Episode: Is Real Estate Taking Up Too Much of My Net Worth?
Date: October 3, 2025
Hosts: Dave Ramsey, Dr. John Delony
Guest Caller: John from Arizona
This episode addresses a pressing question from a listener who finds himself with a large portion of his net worth tied up in his new primary residence after selling his old (paid-off) home. The hosts analyze what to do when your home makes up a "top-heavy" share of your wealth and explore smart next steps for balancing your portfolio. The episode unpacks how ordinary people manage their assets as their wealth grows and offers practical advice for building diversified, disciplined wealth.
Memorable Quote:
John (Caller), 00:23:
“With the $500,000 from the sale of the old home, I'm kind of wrestling with not wanting my net worth to be so top heavy with home equity versus investments, which is what it would be if I put it all towards that mortgage.”
Memorable Quote:
Dave Ramsey, 01:38:
“What I would do is I'd get that mortgage paid off as quick as I could… Might use some of that emergency fund instead of putting the bushes in for right now—let's get the stinking thing paid off…”
Memorable Exchange:
Dr. John Delony, 04:43:
“This call should have happened before we decided what size house we were going to build.”
Dave Ramsey, 04:48:
“Yeah. It’s too late… Cows out of the barn.”
Memorable Quote:
Dave Ramsey, 05:57:
“It’s not a you’re stupid discussion or you’ve done something extremely dumb discussion. It’s just like—I’m with you, John—I’m a little nervous about it, and I would, based on that, start making the moves to not be nervous. First one, pay off the debt. Second one, redistribute most of your investing away from personal issues for the next five, six years, and then you’ll get it balanced back again. You’ll be okay. Cool.”

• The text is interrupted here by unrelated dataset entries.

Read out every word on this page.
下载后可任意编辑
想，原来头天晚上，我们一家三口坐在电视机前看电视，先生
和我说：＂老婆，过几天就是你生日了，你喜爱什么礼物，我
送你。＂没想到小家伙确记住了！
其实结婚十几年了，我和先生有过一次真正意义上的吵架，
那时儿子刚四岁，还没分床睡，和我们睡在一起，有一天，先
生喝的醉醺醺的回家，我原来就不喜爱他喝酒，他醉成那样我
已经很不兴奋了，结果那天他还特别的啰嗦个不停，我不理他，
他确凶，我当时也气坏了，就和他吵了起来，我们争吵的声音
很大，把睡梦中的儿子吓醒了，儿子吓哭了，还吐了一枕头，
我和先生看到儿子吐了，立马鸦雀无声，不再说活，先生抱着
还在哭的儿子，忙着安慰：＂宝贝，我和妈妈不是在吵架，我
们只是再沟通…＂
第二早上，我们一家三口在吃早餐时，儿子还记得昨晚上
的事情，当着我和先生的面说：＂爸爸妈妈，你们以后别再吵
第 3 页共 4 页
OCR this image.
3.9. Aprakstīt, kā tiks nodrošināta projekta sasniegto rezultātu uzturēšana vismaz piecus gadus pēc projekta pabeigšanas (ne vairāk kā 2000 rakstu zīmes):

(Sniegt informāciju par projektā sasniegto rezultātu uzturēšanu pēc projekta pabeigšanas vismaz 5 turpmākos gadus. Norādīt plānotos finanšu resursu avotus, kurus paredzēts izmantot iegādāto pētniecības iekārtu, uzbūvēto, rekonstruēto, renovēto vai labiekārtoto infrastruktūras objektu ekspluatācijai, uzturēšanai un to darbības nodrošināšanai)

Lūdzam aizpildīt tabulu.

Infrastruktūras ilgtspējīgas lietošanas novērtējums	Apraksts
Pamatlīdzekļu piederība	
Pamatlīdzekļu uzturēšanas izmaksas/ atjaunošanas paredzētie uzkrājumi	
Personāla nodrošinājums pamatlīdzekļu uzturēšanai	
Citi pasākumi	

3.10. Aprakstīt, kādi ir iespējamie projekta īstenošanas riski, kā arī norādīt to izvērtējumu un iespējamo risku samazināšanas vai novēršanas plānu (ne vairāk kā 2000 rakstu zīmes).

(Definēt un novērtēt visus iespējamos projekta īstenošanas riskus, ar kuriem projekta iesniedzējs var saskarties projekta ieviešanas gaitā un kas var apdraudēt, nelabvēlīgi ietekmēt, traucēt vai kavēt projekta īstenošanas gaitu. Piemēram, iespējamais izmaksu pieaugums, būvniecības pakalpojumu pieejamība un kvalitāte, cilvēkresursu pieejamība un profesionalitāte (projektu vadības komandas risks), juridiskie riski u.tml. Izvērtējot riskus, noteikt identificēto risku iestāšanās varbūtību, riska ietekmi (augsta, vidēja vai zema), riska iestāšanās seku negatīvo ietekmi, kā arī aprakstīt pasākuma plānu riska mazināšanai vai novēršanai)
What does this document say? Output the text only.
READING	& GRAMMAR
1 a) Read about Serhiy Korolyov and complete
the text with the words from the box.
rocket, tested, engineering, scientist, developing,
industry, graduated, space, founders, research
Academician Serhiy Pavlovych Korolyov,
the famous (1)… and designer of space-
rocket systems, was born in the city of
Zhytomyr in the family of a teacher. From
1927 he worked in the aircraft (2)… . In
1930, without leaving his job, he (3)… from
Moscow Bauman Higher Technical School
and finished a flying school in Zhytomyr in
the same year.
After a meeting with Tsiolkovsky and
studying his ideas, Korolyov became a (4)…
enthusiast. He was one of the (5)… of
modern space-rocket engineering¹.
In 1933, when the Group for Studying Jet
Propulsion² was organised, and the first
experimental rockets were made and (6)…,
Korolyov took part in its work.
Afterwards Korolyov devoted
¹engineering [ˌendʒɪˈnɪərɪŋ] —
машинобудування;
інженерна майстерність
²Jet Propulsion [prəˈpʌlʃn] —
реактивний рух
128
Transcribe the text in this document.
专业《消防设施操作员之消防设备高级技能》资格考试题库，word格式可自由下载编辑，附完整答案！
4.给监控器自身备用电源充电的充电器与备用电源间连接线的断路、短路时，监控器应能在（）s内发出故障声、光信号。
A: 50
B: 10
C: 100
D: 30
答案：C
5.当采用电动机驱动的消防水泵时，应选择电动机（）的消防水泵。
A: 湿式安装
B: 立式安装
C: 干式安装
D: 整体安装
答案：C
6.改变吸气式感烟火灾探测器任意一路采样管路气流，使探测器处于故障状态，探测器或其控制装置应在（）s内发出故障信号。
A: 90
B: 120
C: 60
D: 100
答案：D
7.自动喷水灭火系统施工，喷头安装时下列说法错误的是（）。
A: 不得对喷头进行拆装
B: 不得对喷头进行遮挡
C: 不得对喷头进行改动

“Yeah. That doesn't change. Scope creep is what got you.” (Dave, 01:38)
“The larger their net worth, the smaller the percentage of their net worth is on personal things.” (Dave, 01:59)
“The cow's out of the barn.” (Dave, 04:48)
“We have made our personal consumption pledge for the next six years.” (Dave, 05:08)
“Put some sand in the bedroom.” (Dave, 05:32)
If too much of your net worth is tied up in your home, recognize the situation, eliminate debt, and shift aggressively toward investing in non-personal assets. It’s not a crisis if you make high income and act promptly, but the key is to pause luxury upgrades and “rebalance” over several years.